Connectivity knowledge from SCKAN is used to identify which segments of a pre-drawn (but hidden) nerve network that the path of each neuron population group traverses. These paths are then ordered within each nerve segment to minimize the number of crossings between paths, and drawn using an offset from the segment’s centreline.
Releases are versioned in GitHub.
Flatmap server
The flatmap server is the infrastructure where the generated map tiles are archived and made accessible to a flatmap viewer for display of flatmaps.
The flatmap server’s source code is hosted on Github, which is where issues and feature requests can be raised and flatmap server documentation can be found here.
The flatmap server application includes mapmaker and provides a /make/map
endpoint to generate flatmaps described by a source manifest on PMR.
- This process can be started using PMR’s Exposure Creation Wizard (see Publishing a Flatmap as a SPARC Dataset).

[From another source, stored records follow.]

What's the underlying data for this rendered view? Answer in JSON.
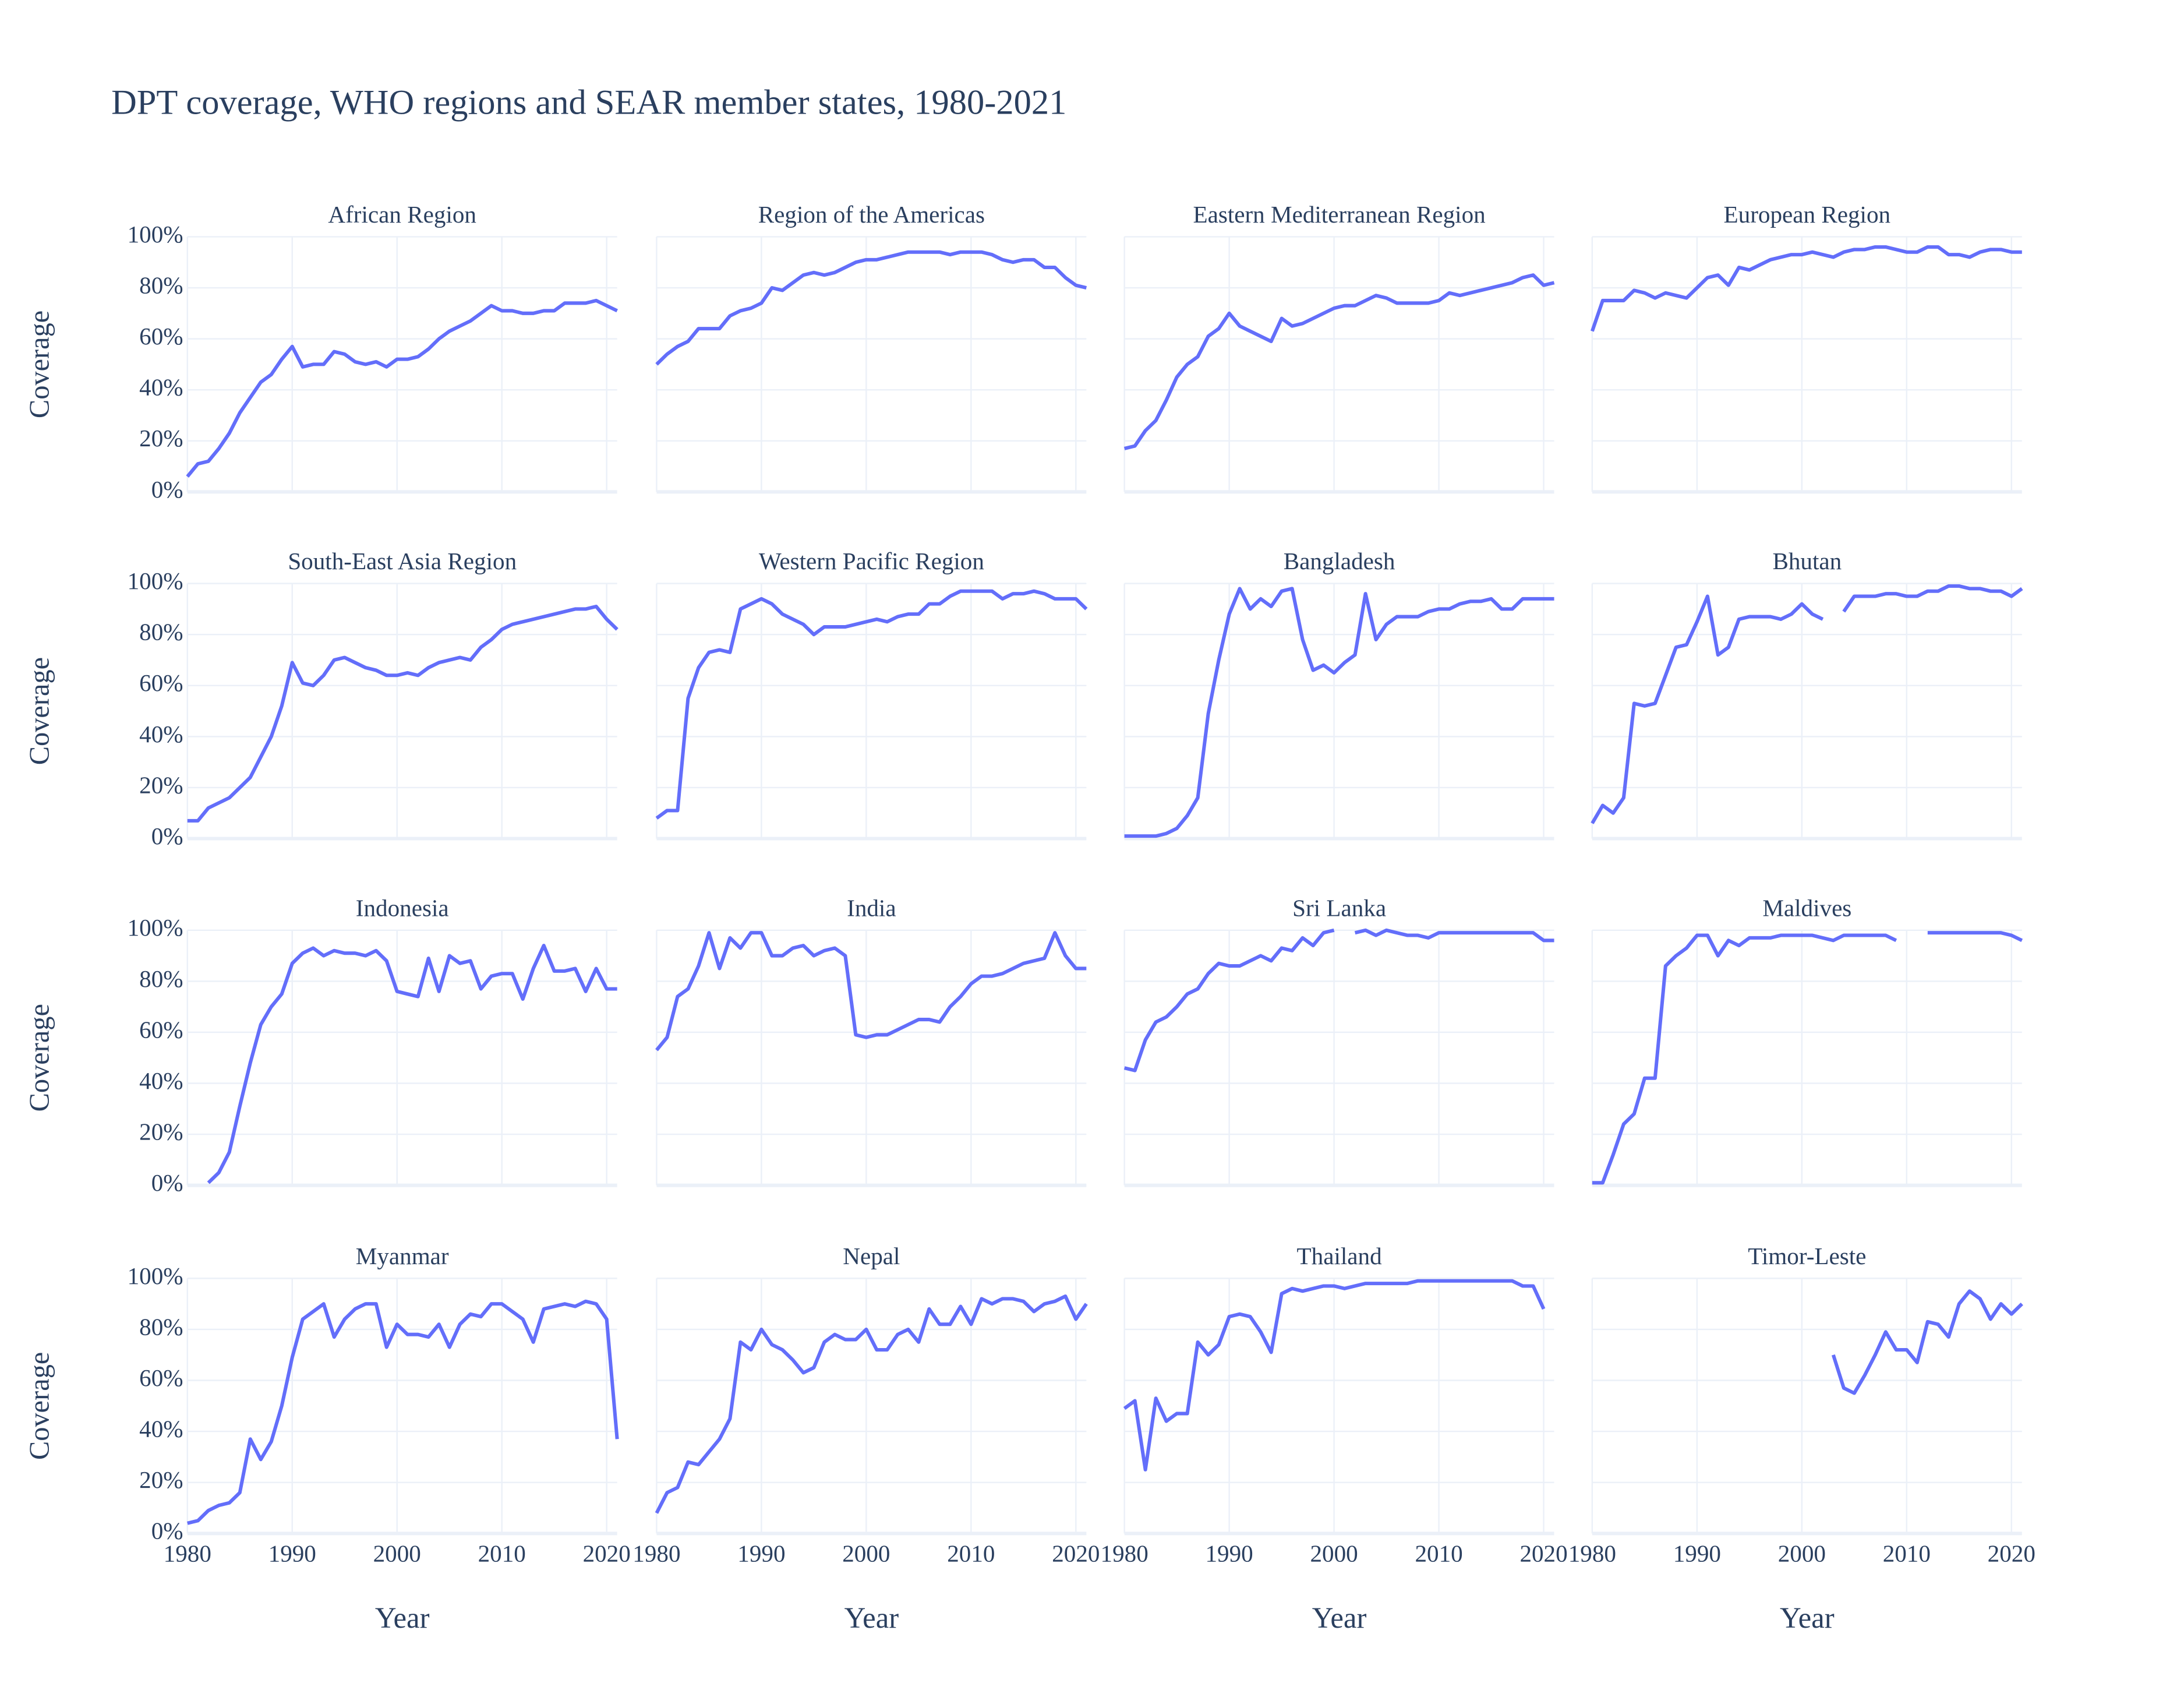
{
  "chart_data": {
    "type": "line",
    "title": "DPT coverage, WHO regions and SEAR member states, 1980-2021",
    "x_label": "Year",
    "y_label": "Coverage",
    "color": "#636efa",
    "grid": true,
    "xlim": [
      1980,
      2021
    ],
    "ylim": [
      0,
      100
    ],
    "xticks": [
      1980,
      1990,
      2000,
      2010,
      2020
    ],
    "yticks": [
      {
        "value": 0,
        "label": "0%"
      },
      {
        "value": 20,
        "label": "20%"
      },
      {
        "value": 40,
        "label": "40%"
      },
      {
        "value": 60,
        "label": "60%"
      },
      {
        "value": 80,
        "label": "80%"
      },
      {
        "value": 100,
        "label": "100%"
      }
    ],
    "x": [
      1980,
      1981,
      1982,
      1983,
      1984,
      1985,
      1986,
      1987,
      1988,
      1989,
      1990,
      1991,
      1992,
      1993,
      1994,
      1995,
      1996,
      1997,
      1998,
      1999,
      2000,
      2001,
      2002,
      2003,
      2004,
      2005,
      2006,
      2007,
      2008,
      2009,
      2010,
      2011,
      2012,
      2013,
      2014,
      2015,
      2016,
      2017,
      2018,
      2019,
      2020,
      2021
    ],
    "panels": [
      {
        "title": "African Region",
        "values": [
          6,
          11,
          12,
          17,
          23,
          31,
          37,
          43,
          46,
          52,
          57,
          49,
          50,
          50,
          55,
          54,
          51,
          50,
          51,
          49,
          52,
          52,
          53,
          56,
          60,
          63,
          65,
          67,
          70,
          73,
          71,
          71,
          70,
          70,
          71,
          71,
          74,
          74,
          74,
          75,
          73,
          71
        ]
      },
      {
        "title": "Region of the Americas",
        "values": [
          50,
          54,
          57,
          59,
          64,
          64,
          64,
          69,
          71,
          72,
          74,
          80,
          79,
          82,
          85,
          86,
          85,
          86,
          88,
          90,
          91,
          91,
          92,
          93,
          94,
          94,
          94,
          94,
          93,
          94,
          94,
          94,
          93,
          91,
          90,
          91,
          91,
          88,
          88,
          84,
          81,
          80
        ]
      },
      {
        "title": "Eastern Mediterranean Region",
        "values": [
          17,
          18,
          24,
          28,
          36,
          45,
          50,
          53,
          61,
          64,
          70,
          65,
          63,
          61,
          59,
          68,
          65,
          66,
          68,
          70,
          72,
          73,
          73,
          75,
          77,
          76,
          74,
          74,
          74,
          74,
          75,
          78,
          77,
          78,
          79,
          80,
          81,
          82,
          84,
          85,
          81,
          82
        ]
      },
      {
        "title": "European Region",
        "values": [
          63,
          75,
          75,
          75,
          79,
          78,
          76,
          78,
          77,
          76,
          80,
          84,
          85,
          81,
          88,
          87,
          89,
          91,
          92,
          93,
          93,
          94,
          93,
          92,
          94,
          95,
          95,
          96,
          96,
          95,
          94,
          94,
          96,
          96,
          93,
          93,
          92,
          94,
          95,
          95,
          94,
          94
        ]
      },
      {
        "title": "South-East Asia Region",
        "values": [
          7,
          7,
          12,
          14,
          16,
          20,
          24,
          32,
          40,
          52,
          69,
          61,
          60,
          64,
          70,
          71,
          69,
          67,
          66,
          64,
          64,
          65,
          64,
          67,
          69,
          70,
          71,
          70,
          75,
          78,
          82,
          84,
          85,
          86,
          87,
          88,
          89,
          90,
          90,
          91,
          86,
          82
        ]
      },
      {
        "title": "Western Pacific Region",
        "values": [
          8,
          11,
          11,
          55,
          67,
          73,
          74,
          73,
          90,
          92,
          94,
          92,
          88,
          86,
          84,
          80,
          83,
          83,
          83,
          84,
          85,
          86,
          85,
          87,
          88,
          88,
          92,
          92,
          95,
          97,
          97,
          97,
          97,
          94,
          96,
          96,
          97,
          96,
          94,
          94,
          94,
          90
        ]
      },
      {
        "title": "Bangladesh",
        "values": [
          1,
          1,
          1,
          1,
          2,
          4,
          9,
          16,
          49,
          70,
          88,
          98,
          90,
          94,
          91,
          97,
          98,
          78,
          66,
          68,
          65,
          69,
          72,
          96,
          78,
          84,
          87,
          87,
          87,
          89,
          90,
          90,
          92,
          93,
          93,
          94,
          90,
          90,
          94,
          94,
          94,
          94
        ]
      },
      {
        "title": "Bhutan",
        "values": [
          6,
          13,
          10,
          16,
          53,
          52,
          53,
          64,
          75,
          76,
          85,
          95,
          72,
          75,
          86,
          87,
          87,
          87,
          86,
          88,
          92,
          88,
          86,
          null,
          89,
          95,
          95,
          95,
          96,
          96,
          95,
          95,
          97,
          97,
          99,
          99,
          98,
          98,
          97,
          97,
          95,
          98
        ]
      },
      {
        "title": "Indonesia",
        "values": [
          null,
          null,
          1,
          5,
          13,
          31,
          48,
          63,
          70,
          75,
          87,
          91,
          93,
          90,
          92,
          91,
          91,
          90,
          92,
          88,
          76,
          75,
          74,
          89,
          76,
          90,
          87,
          88,
          77,
          82,
          83,
          83,
          73,
          85,
          94,
          84,
          84,
          85,
          76,
          85,
          77,
          77
        ]
      },
      {
        "title": "India",
        "values": [
          53,
          58,
          74,
          77,
          86,
          99,
          85,
          97,
          93,
          99,
          99,
          90,
          90,
          93,
          94,
          90,
          92,
          93,
          90,
          59,
          58,
          59,
          59,
          61,
          63,
          65,
          65,
          64,
          70,
          74,
          79,
          82,
          82,
          83,
          85,
          87,
          88,
          89,
          99,
          90,
          85,
          85
        ]
      },
      {
        "title": "Sri Lanka",
        "values": [
          46,
          45,
          57,
          64,
          66,
          70,
          75,
          77,
          83,
          87,
          86,
          86,
          88,
          90,
          88,
          93,
          92,
          97,
          94,
          99,
          100,
          null,
          99,
          100,
          98,
          100,
          99,
          98,
          98,
          97,
          99,
          99,
          99,
          99,
          99,
          99,
          99,
          99,
          99,
          99,
          96,
          96
        ]
      },
      {
        "title": "Maldives",
        "values": [
          1,
          1,
          12,
          24,
          28,
          42,
          42,
          86,
          90,
          93,
          98,
          98,
          90,
          96,
          94,
          97,
          97,
          97,
          98,
          98,
          98,
          98,
          97,
          96,
          98,
          98,
          98,
          98,
          98,
          96,
          null,
          null,
          99,
          99,
          99,
          99,
          99,
          99,
          99,
          99,
          98,
          96
        ]
      },
      {
        "title": "Myanmar",
        "values": [
          4,
          5,
          9,
          11,
          12,
          16,
          37,
          29,
          36,
          50,
          69,
          84,
          87,
          90,
          77,
          84,
          88,
          90,
          90,
          73,
          82,
          78,
          78,
          77,
          82,
          73,
          82,
          86,
          85,
          90,
          90,
          87,
          84,
          75,
          88,
          89,
          90,
          89,
          91,
          90,
          84,
          37
        ]
      },
      {
        "title": "Nepal",
        "values": [
          8,
          16,
          18,
          28,
          27,
          32,
          37,
          45,
          75,
          72,
          80,
          74,
          72,
          68,
          63,
          65,
          75,
          78,
          76,
          76,
          80,
          72,
          72,
          78,
          80,
          75,
          88,
          82,
          82,
          89,
          82,
          92,
          90,
          92,
          92,
          91,
          87,
          90,
          91,
          93,
          84,
          90
        ]
      },
      {
        "title": "Thailand",
        "values": [
          49,
          52,
          25,
          53,
          44,
          47,
          47,
          75,
          70,
          74,
          85,
          86,
          85,
          79,
          71,
          94,
          96,
          95,
          96,
          97,
          97,
          96,
          97,
          98,
          98,
          98,
          98,
          98,
          99,
          99,
          99,
          99,
          99,
          99,
          99,
          99,
          99,
          99,
          97,
          97,
          88,
          null
        ]
      },
      {
        "title": "Timor-Leste",
        "values": [
          null,
          null,
          null,
          null,
          null,
          null,
          null,
          null,
          null,
          null,
          null,
          null,
          null,
          null,
          null,
          null,
          null,
          null,
          null,
          null,
          null,
          null,
          null,
          70,
          57,
          55,
          62,
          70,
          79,
          72,
          72,
          67,
          83,
          82,
          77,
          90,
          95,
          92,
          84,
          90,
          86,
          90
        ]
      }
    ]
  }
}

- Alternatively it can be started by issuing a HTTP POST request to the
make/map
endpoint, for instance from a shell prompt:
$ curl -H "Content-Type: application/json" -X POST
-H "Authorization: Bearer TOKEN"
-d '{"source":"’PMR_MANIFEST_URL'"}'
MAP_SERVER_URL/make/map
Generated flatmaps are assigned a unique identifier, being the SHA 256 hash of its manifest’s URL. Additionally the full URL of the manifest becomes part of the flatmap’s metadata (its source
attribute), and this URL includes the PMR revision of the map.

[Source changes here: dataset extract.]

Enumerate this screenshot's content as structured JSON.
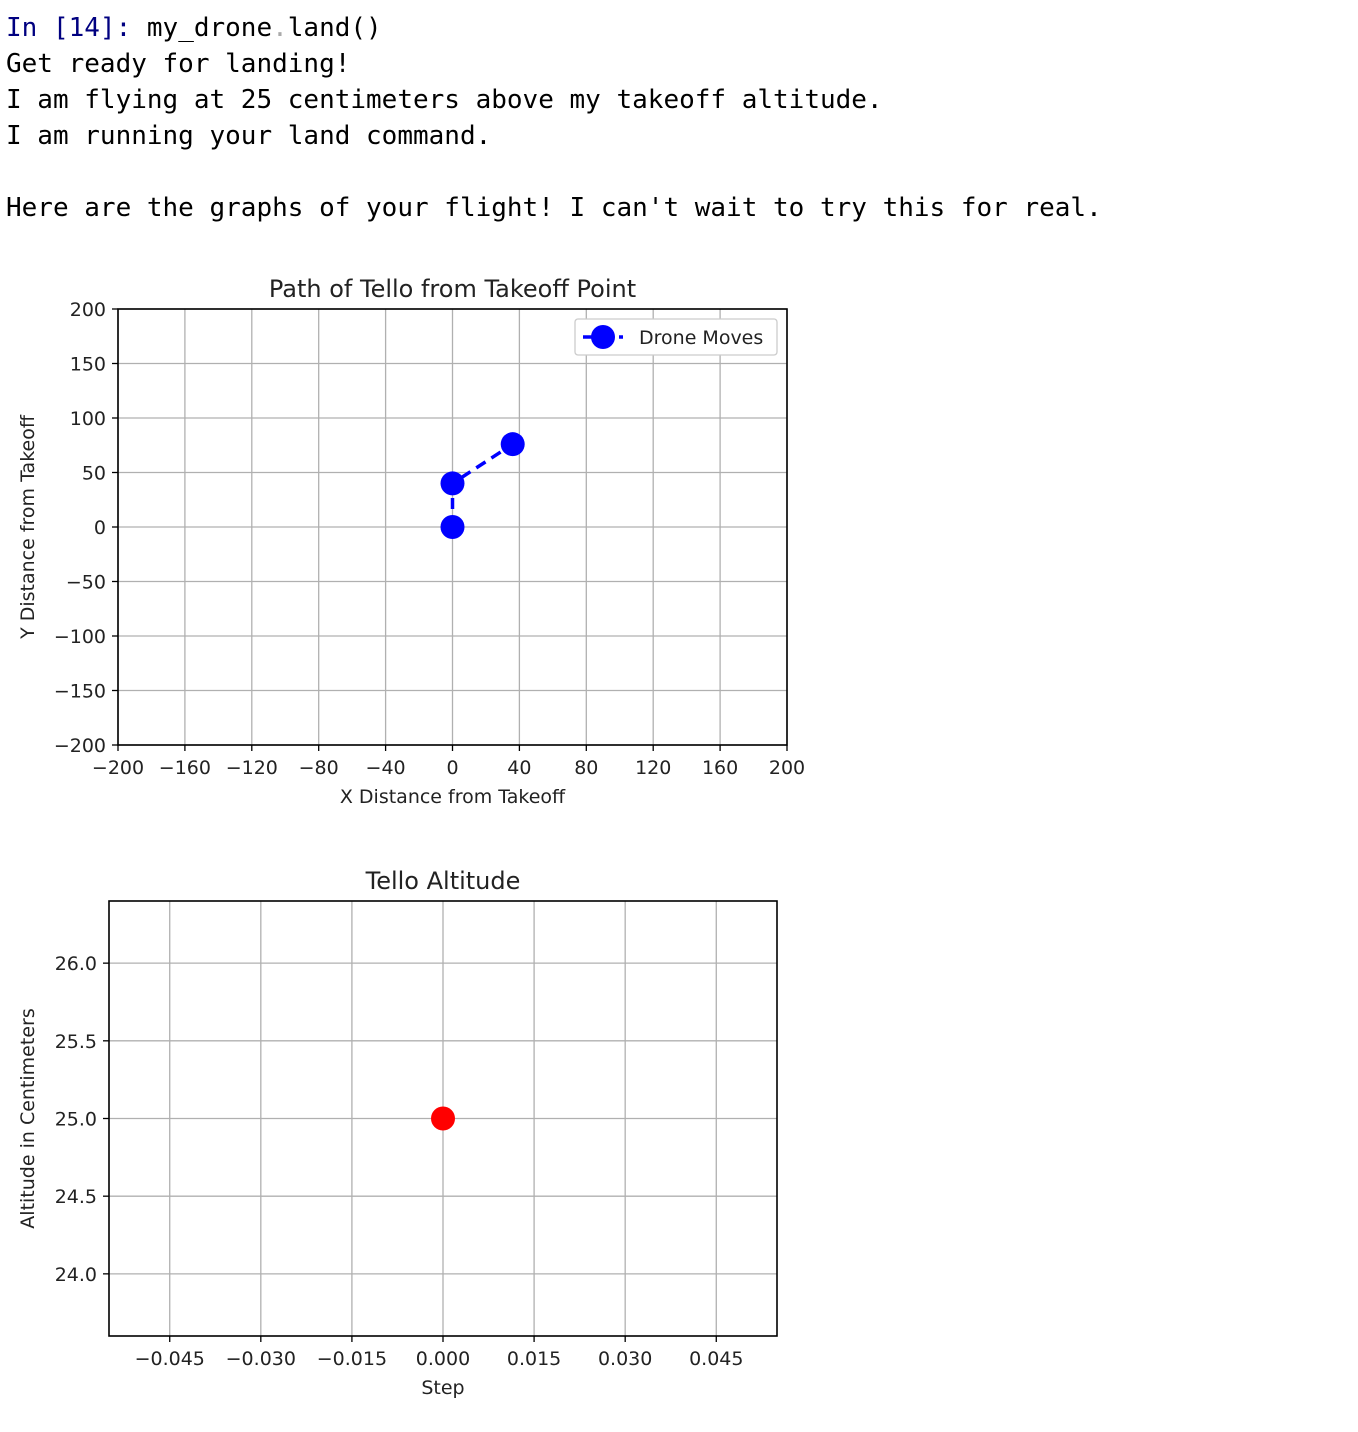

The map-server provides both MapBox vector tiles and image tiles to the viewer, using industry standard geographical formats, along with flatmap metadata and annotation. Additionally, a local knowledge store, containing cached SCKAN information, can be queried via a SQL endpoint.
Flatmap viewer
This is a viewer for anatomical flatmaps generated by map maker. The viewer is intended to be a component of a larger JavaScript web application, although it may be used standalone for local flatmap development and testing. Flatmap content is obtained from a flatmap server. The viewer application is based on the MapLibre open-source mapping library and uses industry standard interchange formats for web-based geographical maps.
The flatmap viewer’s source code is hosted on Github, which is where issues and feature requests can be raised and documentation can be found here.
The viewer is integrated with the SPARC portal via the flatmapvuer Vue component (see below). It can be integrated into a map server to allow a server’s maps to be explored independently to the SPARC Portal, as described in the map server’s documentation.
Releases are versioned in Github and available from the NPM repository.
Flatmap Vuer
Approved flatmaps can be viewed on the portal with viewers created using the Vue.Js framework and these viewers can be reused and deployed elsewhere.
Integrated MapVuer
MapVuer is the integration of multiple different modules to provide a streamline workflow, the modules include scaffoldvuer, flatmapvuer, plotvuer and simulationvuer and a search engine (sidebar).
Flatmapvuer is the primary viewing tool on the mapvuer and the markers are added to the flatmap to indicate locations of interest (e.g., locations of SPARC datasets), clicking on these will trigger a search on the sidebar, then displays all relevant datasets and the corresponding actions such as open scaffolds, plots, simulations, and etc.
See the AC and FC Viewers for guides on how to use them on the SPARC Portal.